Avec la soixantaine de toiles exposées, on part à la rencontre d’une artiste majeure et unique, en s’attardant entre autres à ce désir qui lui a toujours paru limpide: faire carrière. «La plupart des circuits de reconnaissance officiels sont fermés aux femmes en France au 19e siècle, explique M. Gilbert. La première partie de l’exposition porte vraiment sur ce thème. Tout le travail que ç’a nécessité, la ténacité, et l’intelligence de Morisot pour se créer une carrière professionnelle.»

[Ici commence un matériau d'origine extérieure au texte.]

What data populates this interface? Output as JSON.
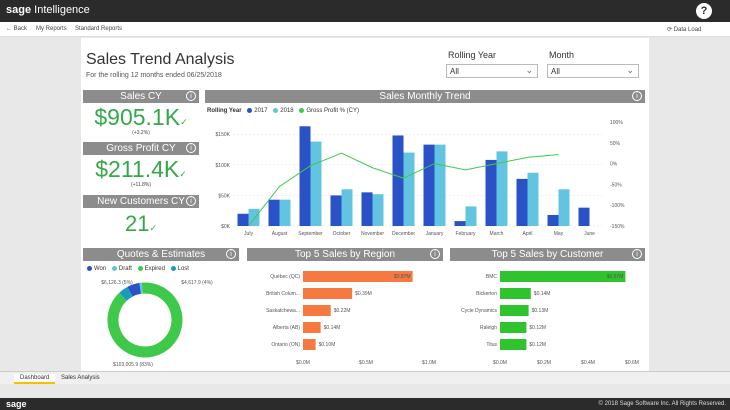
{
  "app": {
    "brand_sage": "sage",
    "brand_product": "Intelligence",
    "help": "?"
  },
  "nav": {
    "back": "← Back",
    "my_reports": "My Reports",
    "standard_reports": "Standard Reports",
    "data_load": "⟳ Data Load"
  },
  "report": {
    "title": "Sales Trend Analysis",
    "subtitle": "For the rolling 12 months ended 06/25/2018"
  },
  "slicers": {
    "rolling_year_label": "Rolling Year",
    "rolling_year_value": "All",
    "month_label": "Month",
    "month_value": "All"
  },
  "kpis": {
    "sales_cy": {
      "title": "Sales CY",
      "value": "$905.1K",
      "change": "(+3.2%)"
    },
    "gross_profit_cy": {
      "title": "Gross Profit CY",
      "value": "$211.4K",
      "change": "(+11.8%)"
    },
    "new_customers_cy": {
      "title": "New Customers CY",
      "value": "21"
    }
  },
  "check": "✓",
  "info": "i",
  "chevron": "⌄",
  "colors": {
    "dark_bar": "#2a51c5",
    "light_bar": "#62c4e0",
    "line": "#3fc94a",
    "orange": "#f57940",
    "green": "#2fc32d",
    "header": "#8c8c8c"
  },
  "monthly_trend": {
    "title": "Sales Monthly Trend",
    "legend_title": "Rolling Year",
    "series_names": [
      "2017",
      "2018",
      "Gross Profit % (CY)"
    ],
    "y_ticks": [
      "$150K",
      "$100K",
      "$50K",
      "$0K"
    ],
    "y2_ticks": [
      "100%",
      "50%",
      "0%",
      "-50%",
      "-100%",
      "-150%"
    ]
  },
  "quotes": {
    "title": "Quotes & Estimates",
    "legend": [
      "Won",
      "Draft",
      "Expired",
      "Lost"
    ],
    "label_top_left": "$6,126.3 (5%)",
    "label_top_right": "$4,617.9 (4%)",
    "label_bottom": "$103,005.9 (83%)"
  },
  "top_region": {
    "title": "Top 5 Sales by Region",
    "x_ticks": [
      "$0.0M",
      "$0.5M",
      "$1.0M"
    ]
  },
  "top_customer": {
    "title": "Top 5 Sales by Customer",
    "x_ticks": [
      "$0.0M",
      "$0.2M",
      "$0.4M",
      "$0.6M"
    ]
  },
  "tabs": [
    "Dashboard",
    "Sales Analysis"
  ],
  "footer": {
    "logo": "sage",
    "copyright": "© 2018 Sage Software Inc. All Rights Reserved."
  },
  "chart_data": [
    {
      "type": "bar",
      "title": "Sales Monthly Trend",
      "categories": [
        "July",
        "August",
        "September",
        "October",
        "November",
        "December",
        "January",
        "February",
        "March",
        "April",
        "May",
        "June"
      ],
      "series": [
        {
          "name": "2017",
          "values": [
            20,
            43,
            163,
            50,
            55,
            148,
            133,
            8,
            108,
            77,
            18,
            30
          ]
        },
        {
          "name": "2018",
          "values": [
            28,
            43,
            138,
            60,
            52,
            120,
            133,
            32,
            122,
            87,
            60,
            0
          ]
        },
        {
          "name": "Gross Profit % (CY)",
          "axis": "right",
          "values": [
            -150,
            -55,
            -5,
            25,
            -10,
            -35,
            0,
            -15,
            0,
            15,
            22,
            40
          ]
        }
      ],
      "ylim": [
        0,
        170
      ],
      "y2lim": [
        -150,
        100
      ],
      "legend": "top-left"
    },
    {
      "type": "pie",
      "title": "Quotes & Estimates",
      "series": [
        {
          "name": "Won",
          "value": 5
        },
        {
          "name": "Draft",
          "value": 1
        },
        {
          "name": "Expired",
          "value": 83
        },
        {
          "name": "Lost",
          "value": 4
        }
      ]
    },
    {
      "type": "bar",
      "orientation": "horizontal",
      "title": "Top 5 Sales by Region",
      "categories": [
        "Québec (QC)",
        "British Colum...",
        "Saskatchewa...",
        "Alberta (AB)",
        "Ontario (ON)"
      ],
      "values": [
        0.87,
        0.39,
        0.22,
        0.14,
        0.1
      ],
      "value_labels": [
        "$0.87M",
        "$0.39M",
        "$0.22M",
        "$0.14M",
        "$0.10M"
      ],
      "xlim": [
        0,
        1.0
      ]
    },
    {
      "type": "bar",
      "orientation": "horizontal",
      "title": "Top 5 Sales by Customer",
      "categories": [
        "BMC",
        "Bickerton",
        "Cycle Dynamics",
        "Raleigh",
        "Titus"
      ],
      "values": [
        0.57,
        0.14,
        0.13,
        0.12,
        0.12
      ],
      "value_labels": [
        "$0.57M",
        "$0.14M",
        "$0.13M",
        "$0.12M",
        "$0.12M"
      ],
      "xlim": [
        0,
        0.6
      ]
    }
  ]
}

Elle a choisi une voie beaucoup plus difficile, même si on pourrait dire qu’elle était parmi les chanceuses, provenant d’un milieu privilégié et ayant toujours eu le soutien de son entourage. Un choix qui l’a menée à participer à sept des expositions organisées par les impressionnistes. Elle apparaît comme l’une des plus fidèles, des plus impliquées. Sans aucun doute, elle est l’une des fondatrices de l’impressionnisme et l’une des trois femmes du mouvement, avec Mary Cassatt et Eva Gonzalès.

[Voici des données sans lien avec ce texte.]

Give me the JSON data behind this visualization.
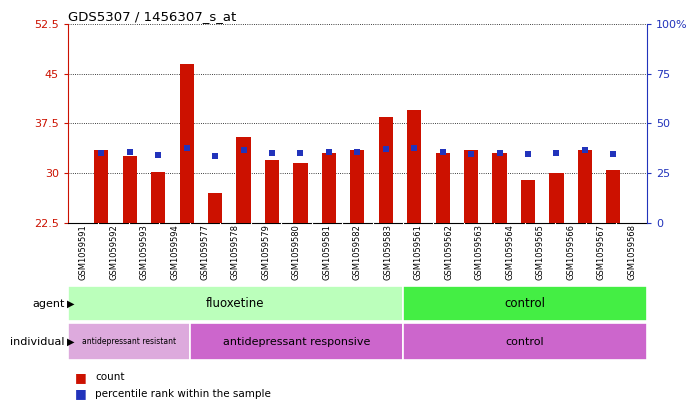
{
  "title": "GDS5307 / 1456307_s_at",
  "samples": [
    "GSM1059591",
    "GSM1059592",
    "GSM1059593",
    "GSM1059594",
    "GSM1059577",
    "GSM1059578",
    "GSM1059579",
    "GSM1059580",
    "GSM1059581",
    "GSM1059582",
    "GSM1059583",
    "GSM1059561",
    "GSM1059562",
    "GSM1059563",
    "GSM1059564",
    "GSM1059565",
    "GSM1059566",
    "GSM1059567",
    "GSM1059568"
  ],
  "counts": [
    33.5,
    32.5,
    30.2,
    46.5,
    27.0,
    35.5,
    32.0,
    31.5,
    33.0,
    33.5,
    38.5,
    39.5,
    33.0,
    33.5,
    33.0,
    29.0,
    30.0,
    33.5,
    30.5
  ],
  "percentiles": [
    35.0,
    35.5,
    34.0,
    37.5,
    33.5,
    36.5,
    35.0,
    35.0,
    35.5,
    35.5,
    37.0,
    37.5,
    35.5,
    34.5,
    35.0,
    34.5,
    35.0,
    36.5,
    34.5
  ],
  "ylim_left": [
    22.5,
    52.5
  ],
  "ylim_right": [
    0,
    100
  ],
  "yticks_left": [
    22.5,
    30.0,
    37.5,
    45.0,
    52.5
  ],
  "ytick_labels_left": [
    "22.5",
    "30",
    "37.5",
    "45",
    "52.5"
  ],
  "yticks_right": [
    0,
    25,
    50,
    75,
    100
  ],
  "ytick_labels_right": [
    "0",
    "25",
    "50",
    "75",
    "100%"
  ],
  "bar_color": "#cc1100",
  "dot_color": "#2233bb",
  "fluoxetine_color": "#bbffbb",
  "control_agent_color": "#44ee44",
  "antidepressant_resistant_color": "#ddaadd",
  "antidepressant_responsive_color": "#cc66cc",
  "control_individual_color": "#cc66cc",
  "xlabels_bg": "#c8c8c8",
  "xlabels_divider": "#ffffff",
  "baseline": 22.5,
  "flu_count": 11,
  "resist_count": 4,
  "responsive_count": 7,
  "control_count": 8
}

Un style centré vers l’humain

Bien que le style pictural de Berthe Morisot relève bien du mouvement auquel elle adhère, elle s’éloigne tout de même du sujet propre à l’impressionnisme: les paysages. «Elle s’intéresse davantage à la peinture de figures, donc aux portraits, à la peinture de personnages, précise M. Gagné. C’est ce qui fait sa spécificité et sa force.» Les personnes de son entourage étaient ses premiers modèles.

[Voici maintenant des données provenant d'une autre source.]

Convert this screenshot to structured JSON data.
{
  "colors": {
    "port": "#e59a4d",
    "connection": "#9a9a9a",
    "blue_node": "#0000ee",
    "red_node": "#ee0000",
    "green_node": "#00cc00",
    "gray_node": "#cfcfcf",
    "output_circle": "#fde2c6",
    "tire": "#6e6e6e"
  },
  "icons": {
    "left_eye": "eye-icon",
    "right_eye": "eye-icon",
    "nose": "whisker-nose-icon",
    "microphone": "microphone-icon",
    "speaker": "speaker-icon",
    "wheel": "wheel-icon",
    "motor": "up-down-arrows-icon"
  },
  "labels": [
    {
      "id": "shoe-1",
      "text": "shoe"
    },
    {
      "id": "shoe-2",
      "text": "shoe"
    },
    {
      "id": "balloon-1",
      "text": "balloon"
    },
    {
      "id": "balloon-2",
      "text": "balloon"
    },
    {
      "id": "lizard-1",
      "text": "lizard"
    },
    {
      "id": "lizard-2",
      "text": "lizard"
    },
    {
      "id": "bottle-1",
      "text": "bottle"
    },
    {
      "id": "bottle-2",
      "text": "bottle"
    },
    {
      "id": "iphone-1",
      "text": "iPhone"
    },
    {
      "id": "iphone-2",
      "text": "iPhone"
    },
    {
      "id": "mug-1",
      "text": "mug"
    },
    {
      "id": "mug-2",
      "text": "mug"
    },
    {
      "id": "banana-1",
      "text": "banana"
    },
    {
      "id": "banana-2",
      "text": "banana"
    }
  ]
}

MMT160284 Eugene Manet (1834-92) on the Isle of Wight (oil on canvas) by Morisot, Berthe (1841-95); 36x46 cm; Musee Marmottan Monet, Paris, France; Giraudon; French, out of copyright
Berthe Morisot, Eugène Manet à l’île de Wight, 1875. Huile sur toile, 38 x 46 cm. Paris, Musée Marmottan-Monet

Et c’est pourtant le paysage qu’elle explore durant ses années de formation auprès, entre autres, du peintre paysagiste Camille Corot. Un moment de sa vie que l’artiste a choisi de détruire. «Elle croyait moins au style de ces années. Lorsqu’elle commence à exposer avec les impressionnistes, elle conserve ses toiles et c’est ce qui est le plus connu sans aucun doute, raconte M. Gilbert. Le style où elle cherche à fixer des moments fugaces de lumière, de mouvements très libres et très émouvants.»

Une histoire d’impression

Remettant en question les principes artistiques qui définissaient jusqu’alors la représentation picturale, l’impressionnisme apparaît comme un mouvement en marge dans la seconde moitié du 19e siècle. D’ailleurs, le nom qu’il porte vient d’une moquerie d’un critique d’art. Mais ce qui était un genre mineur gagnera une place essentielle, notamment l’expression subjective dans la pratique artistique, selon M. Gilbert. «Ce langage plastique de Morisot et les autres va devenir très important, indique-t-il. La spontanéité, la touche légère, la prépondérance de la couleur sur le dessin. Ils sont tous issus de cette intention. Ils vont avoir un impact très important dans l’histoire de l’art.»

Il s’agit d’un style dont les acteurs veulent sortir de leur atelier, être en pleine nature. «Ils veulent traduire l’impression qu’ils ressentent devant les motifs, leur sensation immédiate. C’est une manière inédite, différente, d’exprimer leur expérience du monde.»

«Plusieurs femmes importantes à leur époque sont redécouvertes aujourd’hui, c’est bien tant mieux, l’histoire de l’art se réécrit constamment comme toutes les histoires, qui doivent être réécrites à l’aube des jugements et des valeurs d’aujourd’hui», soutient le conservateur. Selon lui, il faut faire redécouvrir Morisot, dont l’œuvre était caractérisée par l’élégance.